Ein Jahr in drei Monaten: Die Kalender-Utopie des Radsports

Frankfurt/Main – In der Radsport-Theorie klingt alles ganz einfach. Bis zum 1. August wird die World Tour wegen der derzeitigen Coronavirus-Pandemie gestoppt, danach sollen nacheinander alle großen Rundfahrten ausgetragen und alle wichtigen Frühjahrsklassiker nachgeholt werden.

Die dazwischenliegende Straßenrad-WM soll wie geplant stattfinden. Ein ganzes Jahr binnen drei Monaten? Während die Verantwortlichen derzeit versuchen, das Nötigste zu retten, wachsen bei den Fahrern die Zweifel an den Plänen.

Der frühere Straßenrad-Weltmeister Alejandro Valverde beispielsweise glaubt nicht an eine schnelle Rückkehr der Normalität im Radsport. «Wir wollen, dass der Sport wieder in Gang kommt, aber um ehrlich zu sein, bin ich sehr pessimistisch, dass es dieses Jahr passieren wird. Zu Beginn der Quarantäne war ich noch hoffnungsvoll, aber immer mehr denke ich, dass es überhaupt keine Rennen geben wird», sagte der Spanier der Zeitung «El Mundo».

Startschuss für den vollgepacktesten Herbst der Radsport-Geschichte soll die Tour de France sein, die nach ihrer Verschiebung um zwei Monate nun für August und September angesetzt ist. Tour-Boss  Christian Prudhomme sagte dazu vor einer Woche ohne einen Hauch von Zweifel: «Die Tour wurde in ihrer Geschichte noch nie so spät durchgeführt, aber sie wird vom 29. August bis zum 20. September stattfinden.» Prudhomme fügte an, er habe mit 49 Verantwortlichen telefoniert, die der Verlegung allesamt zustimmten.

Der 59 Jahre alte Franzose klang dabei so, als ob sich alle Sorgen rund um das Virus, die eine Austragung für Juni und Juli unmöglich gemacht haben, bis dahin erledigt hätten. Nach wie vor sind die großen Drei-Wochen-Rundfahrten und die Ein-Tages-Monumente des  Radsports mit Publikum geplant und sollen in den Monaten September, Oktober und November nahtlos aufeinanderfolgen.

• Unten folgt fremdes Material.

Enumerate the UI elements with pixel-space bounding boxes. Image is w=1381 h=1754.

Das klingt so, als ob Reiseveranstalter vom einen auf den anderen Tag sofort wieder alle Fernreisen anbieten, Hotels bei Wiedereröffnung sofort sämtliche Kapazitäten nutzen und die Feier-Hochburgen auf Mallorca direkt wieder mit ausverkauften Party-Palästen locken.

Das Zeitspiel des Radsport-Business ist verständlich, weil es um Existenzen und den Fortbestand der Szene in seiner bisherigen Form geht. Der deutsche Zeitfahr-Spezialist Tony Martin sagte dazu in der «Frankfurter Allgemeinen Zeitung»: «Angst macht mir die wirtschaftliche Situation, dass das eine oder andere Team diese Phase nicht überstehen könnte. Und dass auch Rennveranstalter dies nicht überstehen könnten. Das wären dann Schäden, die irreparabel sind.»  Für Martin ist vor allem die Tour, die etwa 70 Prozent der  Gesamtumsätze ausmacht, «existenziell wichtig».

In Sachen Tour besteht Prudhomme bislang auf eine normale Austragung mit vollen Straßen und riesiger Faszination. Für die Teams, die von den Sponsoren-Einnahmen leben, ist das Nebensache, weshalb der Begriff Geistertour mit andauernder Krise genauso häufiger zu hören sein wird wie der Vorschlag einer weiteren Verlegung.

Ein Problem dürfte dem Radsport in Zeiten der Pandemie bleiben: Er hat so schlechte Startvoraussetzungen wie kaum eine andere Sportart. Während für Fußball und weitere Mannschaftssportarten Szenarien mit Quarantäne, Isolation und einem Austragungsort in einem Stadion denkbar sind, bewegt sich der Radsport von Tag zu Tag weiter. Für das Beispiel Tour bedeutet das: Über 3000 Kilometer Strecke, jeden Tag neue Hotels, jeden Tag ein neues Umfeld. Schon Kleinigkeiten würden genügen, um dieses labile Konstrukt zu einem Einsturz zu bringen, bevor der proppevolle Herbst überhaupt in seine heiße Phase geht.